Cela était-il fatal ?
Non !
Si la gauche avait la volonté d’unir les travailleurs et les jeunes contre les plaies de cette société d’inégalité et d’injustice, elle aurait appelé immédiatement à manifester dés la confirmation du caractère anti-sémite de ce meurtre. Elle aurait refusé de voir les curés, les rabbins, les imams et les pasteurs se placer comme guides spirituels des marches silencieuses.
Elle aurait contesté la prétention de Sarkozy à s’inviter, lui dont les services déclaraient lundi dernier qu’en vouloir à « l’argent des Juifs »…ce n’était pas de l’anti-sémitisme.

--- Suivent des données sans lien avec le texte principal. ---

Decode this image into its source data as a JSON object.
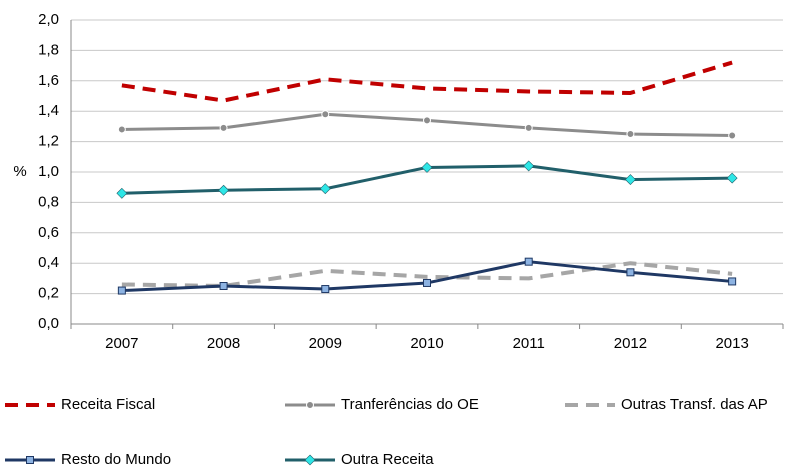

Mais pour cela, il faut avoir la volonté de se débarrasser du régime en place, clé de voûte d’institutions qui ne peuvent que gouverner pour les patrons, pour les capitalistes, pour la bourgeoisie, générateurs de chômage, de précarité, d’exclusion, de misère, de discriminations, de souffrances dont les effets cumulés entraînent ceux qui les subissent dans la haine aveugle dont la logique première n’est pas forcément la rationalité et la lucidité.

Pour cela, il faut avoir un autre horizon que celui d’un mouvement de masse censé être suffisamment puissant pour imposer des reculs significatifs au patronat et au gouvernement, mais patientant poliment dans le respect du calendrier institutionnel, pour 2007 voir 2008 !

Signal d’alarme
Nous mettons en garde les militants de toute la gauche : encore un ou deux épisodes comme celui-là, et on aura une victoire de la droite en 2007 !

Si la manifestation de dimanche apparaît à cette heure comme définitivement gâchée, il reste à en tirer les leçons et à ne pas rater le mouvement contre le CPE. C'est-à-dire à viser le départ des Chirac-Villepin-Sarkozy, gérants du système générateur de chômage, de discriminations et de la peste raciste.